穏やかだったが有無を言わせぬ口振りに、兵士はすっかりたじろいだ様子だった。

「そ、それは……、こちらも少々やり過ぎてしまったかもしれぬが、だが他国の民である貴方が我が国に従順ならざる輩をむやみに庇いだてすると、

今は関係良好なお国と、このエンドールの両方にその噂は伝え及び、水魚のごとき滑らかな友好にまで、のちのち良くない影響を及ぼしかねませぬぞ。

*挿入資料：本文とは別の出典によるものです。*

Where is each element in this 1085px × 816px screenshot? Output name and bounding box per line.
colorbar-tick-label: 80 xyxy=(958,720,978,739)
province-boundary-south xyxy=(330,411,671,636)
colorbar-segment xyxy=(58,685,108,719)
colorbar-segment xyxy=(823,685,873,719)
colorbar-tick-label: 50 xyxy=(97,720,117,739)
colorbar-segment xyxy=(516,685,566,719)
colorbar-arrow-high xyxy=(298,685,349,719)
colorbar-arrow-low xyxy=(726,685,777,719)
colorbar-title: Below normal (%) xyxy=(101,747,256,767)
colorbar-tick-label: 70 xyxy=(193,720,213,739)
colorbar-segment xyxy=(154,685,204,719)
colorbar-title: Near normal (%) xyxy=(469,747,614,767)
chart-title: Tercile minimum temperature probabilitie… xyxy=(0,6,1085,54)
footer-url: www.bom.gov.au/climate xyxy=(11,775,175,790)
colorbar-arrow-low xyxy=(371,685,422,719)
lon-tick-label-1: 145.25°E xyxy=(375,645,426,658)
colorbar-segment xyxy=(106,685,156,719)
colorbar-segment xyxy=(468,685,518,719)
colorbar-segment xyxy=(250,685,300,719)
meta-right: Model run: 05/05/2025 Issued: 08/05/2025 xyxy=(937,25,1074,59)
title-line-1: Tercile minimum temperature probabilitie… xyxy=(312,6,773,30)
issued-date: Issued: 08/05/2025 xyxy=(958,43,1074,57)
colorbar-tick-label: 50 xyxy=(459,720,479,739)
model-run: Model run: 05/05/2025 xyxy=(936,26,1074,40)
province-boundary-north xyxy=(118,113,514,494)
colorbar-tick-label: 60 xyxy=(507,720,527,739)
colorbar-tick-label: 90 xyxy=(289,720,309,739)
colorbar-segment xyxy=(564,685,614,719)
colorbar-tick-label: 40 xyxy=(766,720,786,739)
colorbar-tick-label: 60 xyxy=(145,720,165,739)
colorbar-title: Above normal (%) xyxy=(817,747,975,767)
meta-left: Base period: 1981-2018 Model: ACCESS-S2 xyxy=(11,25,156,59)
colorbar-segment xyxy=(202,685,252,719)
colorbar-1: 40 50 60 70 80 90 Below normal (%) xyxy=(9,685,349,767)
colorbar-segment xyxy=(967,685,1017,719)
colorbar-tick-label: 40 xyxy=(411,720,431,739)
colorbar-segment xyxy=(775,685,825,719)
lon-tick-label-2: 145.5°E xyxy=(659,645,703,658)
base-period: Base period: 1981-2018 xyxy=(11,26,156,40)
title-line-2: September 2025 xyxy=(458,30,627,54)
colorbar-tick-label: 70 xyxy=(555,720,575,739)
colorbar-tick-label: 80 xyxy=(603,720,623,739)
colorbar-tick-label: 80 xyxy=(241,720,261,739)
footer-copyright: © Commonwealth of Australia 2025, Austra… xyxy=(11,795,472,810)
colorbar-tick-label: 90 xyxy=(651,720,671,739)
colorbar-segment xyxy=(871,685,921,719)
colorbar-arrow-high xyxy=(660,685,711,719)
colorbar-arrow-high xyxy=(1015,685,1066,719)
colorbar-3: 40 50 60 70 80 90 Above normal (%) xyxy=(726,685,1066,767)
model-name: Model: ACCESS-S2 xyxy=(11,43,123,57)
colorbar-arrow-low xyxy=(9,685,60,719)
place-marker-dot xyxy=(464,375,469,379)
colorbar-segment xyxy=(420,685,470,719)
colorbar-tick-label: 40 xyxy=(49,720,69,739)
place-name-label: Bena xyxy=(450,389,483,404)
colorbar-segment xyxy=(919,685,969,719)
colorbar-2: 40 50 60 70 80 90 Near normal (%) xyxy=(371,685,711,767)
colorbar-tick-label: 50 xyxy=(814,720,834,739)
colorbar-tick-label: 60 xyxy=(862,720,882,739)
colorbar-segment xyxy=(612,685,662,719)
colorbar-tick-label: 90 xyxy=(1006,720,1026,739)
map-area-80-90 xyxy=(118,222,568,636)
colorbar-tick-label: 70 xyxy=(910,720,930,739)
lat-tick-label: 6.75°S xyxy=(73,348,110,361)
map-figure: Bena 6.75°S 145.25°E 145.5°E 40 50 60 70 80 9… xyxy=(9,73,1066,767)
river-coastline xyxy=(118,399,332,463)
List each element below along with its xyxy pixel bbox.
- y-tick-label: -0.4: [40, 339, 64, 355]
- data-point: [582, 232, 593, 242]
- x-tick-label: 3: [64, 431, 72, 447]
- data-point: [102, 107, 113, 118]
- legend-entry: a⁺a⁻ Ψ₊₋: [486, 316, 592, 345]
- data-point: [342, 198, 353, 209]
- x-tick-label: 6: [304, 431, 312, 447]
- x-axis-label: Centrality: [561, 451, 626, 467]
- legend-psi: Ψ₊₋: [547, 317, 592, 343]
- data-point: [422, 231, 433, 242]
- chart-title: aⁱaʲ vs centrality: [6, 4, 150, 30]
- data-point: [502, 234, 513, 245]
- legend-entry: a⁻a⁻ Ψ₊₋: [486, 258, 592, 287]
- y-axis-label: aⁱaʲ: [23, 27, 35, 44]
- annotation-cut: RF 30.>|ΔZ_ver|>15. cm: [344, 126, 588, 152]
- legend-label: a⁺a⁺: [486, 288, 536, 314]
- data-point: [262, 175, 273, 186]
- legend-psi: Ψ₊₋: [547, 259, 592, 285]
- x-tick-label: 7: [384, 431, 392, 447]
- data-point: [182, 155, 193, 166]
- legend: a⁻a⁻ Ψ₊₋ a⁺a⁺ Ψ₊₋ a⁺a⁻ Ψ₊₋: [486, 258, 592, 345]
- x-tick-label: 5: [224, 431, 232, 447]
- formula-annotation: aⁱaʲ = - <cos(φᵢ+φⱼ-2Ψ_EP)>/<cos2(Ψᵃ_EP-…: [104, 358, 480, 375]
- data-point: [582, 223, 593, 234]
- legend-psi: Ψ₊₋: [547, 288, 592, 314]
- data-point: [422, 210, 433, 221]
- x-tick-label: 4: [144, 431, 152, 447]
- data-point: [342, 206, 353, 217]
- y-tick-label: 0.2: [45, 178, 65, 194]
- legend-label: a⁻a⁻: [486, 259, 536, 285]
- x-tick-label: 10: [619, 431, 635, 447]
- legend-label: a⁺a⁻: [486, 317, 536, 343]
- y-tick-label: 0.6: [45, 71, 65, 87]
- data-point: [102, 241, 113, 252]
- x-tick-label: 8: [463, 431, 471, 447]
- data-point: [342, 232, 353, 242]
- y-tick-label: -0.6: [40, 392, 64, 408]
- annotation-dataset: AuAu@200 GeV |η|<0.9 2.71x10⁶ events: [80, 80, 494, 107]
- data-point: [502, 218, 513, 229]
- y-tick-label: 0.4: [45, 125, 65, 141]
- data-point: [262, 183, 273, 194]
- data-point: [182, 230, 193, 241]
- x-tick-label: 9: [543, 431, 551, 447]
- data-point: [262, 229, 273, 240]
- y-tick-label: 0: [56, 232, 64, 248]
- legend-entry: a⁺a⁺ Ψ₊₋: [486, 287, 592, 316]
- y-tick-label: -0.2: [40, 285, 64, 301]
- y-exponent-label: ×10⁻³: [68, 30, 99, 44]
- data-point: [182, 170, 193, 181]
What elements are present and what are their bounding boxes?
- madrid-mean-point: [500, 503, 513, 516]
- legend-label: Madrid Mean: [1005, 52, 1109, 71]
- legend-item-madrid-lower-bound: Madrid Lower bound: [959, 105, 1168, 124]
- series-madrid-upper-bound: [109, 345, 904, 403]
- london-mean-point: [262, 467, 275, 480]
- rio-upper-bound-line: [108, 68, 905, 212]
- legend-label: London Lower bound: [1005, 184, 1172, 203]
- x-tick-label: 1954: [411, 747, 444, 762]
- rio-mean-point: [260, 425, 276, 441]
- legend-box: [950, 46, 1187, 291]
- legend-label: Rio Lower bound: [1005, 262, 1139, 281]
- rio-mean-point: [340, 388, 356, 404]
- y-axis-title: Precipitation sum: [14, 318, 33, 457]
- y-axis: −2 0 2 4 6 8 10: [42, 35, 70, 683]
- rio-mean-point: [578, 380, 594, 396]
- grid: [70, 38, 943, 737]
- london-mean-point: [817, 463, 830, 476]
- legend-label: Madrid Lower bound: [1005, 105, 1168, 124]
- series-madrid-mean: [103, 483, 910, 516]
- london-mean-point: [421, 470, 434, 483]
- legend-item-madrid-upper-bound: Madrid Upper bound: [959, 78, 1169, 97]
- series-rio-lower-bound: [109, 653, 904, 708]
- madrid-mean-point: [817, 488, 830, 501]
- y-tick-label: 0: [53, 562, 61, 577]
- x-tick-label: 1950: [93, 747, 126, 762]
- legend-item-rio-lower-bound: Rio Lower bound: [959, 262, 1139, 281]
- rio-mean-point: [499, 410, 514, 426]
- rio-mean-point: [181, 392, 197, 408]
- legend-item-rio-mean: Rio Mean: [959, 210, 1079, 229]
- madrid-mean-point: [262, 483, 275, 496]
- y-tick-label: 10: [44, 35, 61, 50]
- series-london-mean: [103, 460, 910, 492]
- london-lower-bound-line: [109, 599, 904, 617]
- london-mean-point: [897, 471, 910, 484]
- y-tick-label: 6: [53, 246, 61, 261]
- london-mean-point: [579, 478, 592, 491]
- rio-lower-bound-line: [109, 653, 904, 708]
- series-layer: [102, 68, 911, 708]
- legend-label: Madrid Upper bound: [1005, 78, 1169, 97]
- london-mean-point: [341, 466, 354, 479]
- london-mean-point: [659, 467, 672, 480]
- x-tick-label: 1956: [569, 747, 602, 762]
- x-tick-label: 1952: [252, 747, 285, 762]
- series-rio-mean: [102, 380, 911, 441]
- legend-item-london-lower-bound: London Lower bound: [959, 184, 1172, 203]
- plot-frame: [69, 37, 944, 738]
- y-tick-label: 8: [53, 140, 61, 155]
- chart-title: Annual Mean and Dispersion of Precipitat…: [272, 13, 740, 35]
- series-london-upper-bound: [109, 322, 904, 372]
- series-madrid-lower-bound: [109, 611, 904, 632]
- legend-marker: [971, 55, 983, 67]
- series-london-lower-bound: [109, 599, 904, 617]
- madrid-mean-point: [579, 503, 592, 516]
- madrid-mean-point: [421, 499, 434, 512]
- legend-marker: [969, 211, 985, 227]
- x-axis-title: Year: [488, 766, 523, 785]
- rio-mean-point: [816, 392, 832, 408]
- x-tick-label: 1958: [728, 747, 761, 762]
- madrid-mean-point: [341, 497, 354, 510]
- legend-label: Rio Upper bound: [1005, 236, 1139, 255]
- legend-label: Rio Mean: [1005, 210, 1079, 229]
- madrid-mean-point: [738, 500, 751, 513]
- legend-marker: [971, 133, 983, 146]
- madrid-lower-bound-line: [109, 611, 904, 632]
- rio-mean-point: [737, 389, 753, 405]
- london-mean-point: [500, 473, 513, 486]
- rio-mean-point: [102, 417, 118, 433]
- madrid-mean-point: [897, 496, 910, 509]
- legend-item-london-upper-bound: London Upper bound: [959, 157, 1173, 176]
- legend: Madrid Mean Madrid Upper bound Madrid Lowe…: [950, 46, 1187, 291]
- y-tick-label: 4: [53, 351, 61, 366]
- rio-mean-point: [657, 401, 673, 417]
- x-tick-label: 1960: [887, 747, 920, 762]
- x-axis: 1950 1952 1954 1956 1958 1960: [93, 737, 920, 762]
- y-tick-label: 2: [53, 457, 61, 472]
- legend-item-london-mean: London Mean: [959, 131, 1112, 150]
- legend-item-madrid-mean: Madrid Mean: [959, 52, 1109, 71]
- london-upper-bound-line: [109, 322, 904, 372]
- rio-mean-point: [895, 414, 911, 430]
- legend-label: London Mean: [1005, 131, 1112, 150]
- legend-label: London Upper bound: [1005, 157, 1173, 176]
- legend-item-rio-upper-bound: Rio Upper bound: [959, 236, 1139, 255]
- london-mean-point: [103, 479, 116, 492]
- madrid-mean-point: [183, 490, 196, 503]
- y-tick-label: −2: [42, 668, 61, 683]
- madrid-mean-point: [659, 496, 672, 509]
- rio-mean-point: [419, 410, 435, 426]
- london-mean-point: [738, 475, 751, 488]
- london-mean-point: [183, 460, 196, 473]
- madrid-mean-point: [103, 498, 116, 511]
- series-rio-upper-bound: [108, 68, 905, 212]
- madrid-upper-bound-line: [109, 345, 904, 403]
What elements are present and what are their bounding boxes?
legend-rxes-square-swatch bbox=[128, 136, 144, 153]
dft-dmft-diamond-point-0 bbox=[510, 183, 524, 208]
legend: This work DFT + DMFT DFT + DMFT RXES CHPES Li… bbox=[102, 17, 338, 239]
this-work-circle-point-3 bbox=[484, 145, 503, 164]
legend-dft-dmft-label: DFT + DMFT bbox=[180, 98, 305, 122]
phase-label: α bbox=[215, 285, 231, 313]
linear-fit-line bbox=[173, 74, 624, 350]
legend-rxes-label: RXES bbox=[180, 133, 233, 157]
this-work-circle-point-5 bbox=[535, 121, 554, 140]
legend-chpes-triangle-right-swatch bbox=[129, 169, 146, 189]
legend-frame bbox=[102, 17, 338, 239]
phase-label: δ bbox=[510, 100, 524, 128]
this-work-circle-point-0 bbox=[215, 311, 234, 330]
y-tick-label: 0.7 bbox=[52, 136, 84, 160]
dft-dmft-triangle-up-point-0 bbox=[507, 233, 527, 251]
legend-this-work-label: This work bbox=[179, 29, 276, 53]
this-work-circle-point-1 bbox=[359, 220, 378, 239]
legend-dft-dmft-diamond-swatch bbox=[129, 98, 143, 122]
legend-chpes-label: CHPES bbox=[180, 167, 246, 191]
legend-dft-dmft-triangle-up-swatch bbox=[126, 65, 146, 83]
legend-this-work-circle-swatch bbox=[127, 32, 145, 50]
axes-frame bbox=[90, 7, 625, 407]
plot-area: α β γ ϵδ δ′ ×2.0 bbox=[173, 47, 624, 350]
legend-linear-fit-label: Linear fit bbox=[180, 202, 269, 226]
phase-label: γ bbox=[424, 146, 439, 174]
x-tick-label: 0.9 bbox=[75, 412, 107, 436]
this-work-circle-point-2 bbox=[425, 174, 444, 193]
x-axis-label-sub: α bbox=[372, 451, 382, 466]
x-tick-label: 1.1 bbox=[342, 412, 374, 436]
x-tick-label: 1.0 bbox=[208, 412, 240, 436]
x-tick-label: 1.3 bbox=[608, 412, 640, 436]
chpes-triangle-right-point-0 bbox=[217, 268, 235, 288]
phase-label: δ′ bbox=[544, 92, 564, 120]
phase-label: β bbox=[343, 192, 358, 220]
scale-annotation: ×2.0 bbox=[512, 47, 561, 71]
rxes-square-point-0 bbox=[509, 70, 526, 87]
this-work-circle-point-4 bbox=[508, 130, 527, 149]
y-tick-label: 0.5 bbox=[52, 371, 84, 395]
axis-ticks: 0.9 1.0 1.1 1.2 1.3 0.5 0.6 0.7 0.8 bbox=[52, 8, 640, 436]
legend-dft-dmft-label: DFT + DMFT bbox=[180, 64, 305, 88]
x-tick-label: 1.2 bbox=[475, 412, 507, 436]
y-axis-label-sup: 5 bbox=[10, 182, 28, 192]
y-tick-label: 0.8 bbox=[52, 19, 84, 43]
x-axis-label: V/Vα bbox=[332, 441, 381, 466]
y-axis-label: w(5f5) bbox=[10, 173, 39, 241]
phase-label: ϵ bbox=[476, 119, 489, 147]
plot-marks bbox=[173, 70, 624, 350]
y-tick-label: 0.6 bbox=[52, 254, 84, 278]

そのあたり、十分に気をつけられて行動することですな」

「ご心配には及びません」

青年は地に膝をつき、あたしを懐に抱いたまま毅然と言った。

萌黄色の法衣に背にからった杖、十字架の刺繍入りの長い聖帽。

異国の聖職者らしい、不思議な格好をしている。

「我がサントハイムのアル・アリアス国王陛下は、小事に拘泥する狭量な御仁ではございませぬゆえ、一介の臣であるわたしの一挙手一投足になど、はなから皆目興味はありませんでしょう。

………それに」

あたしを抱きしめる腕の力が、わずかに強くなった。


「この子は、従順でないのではありません。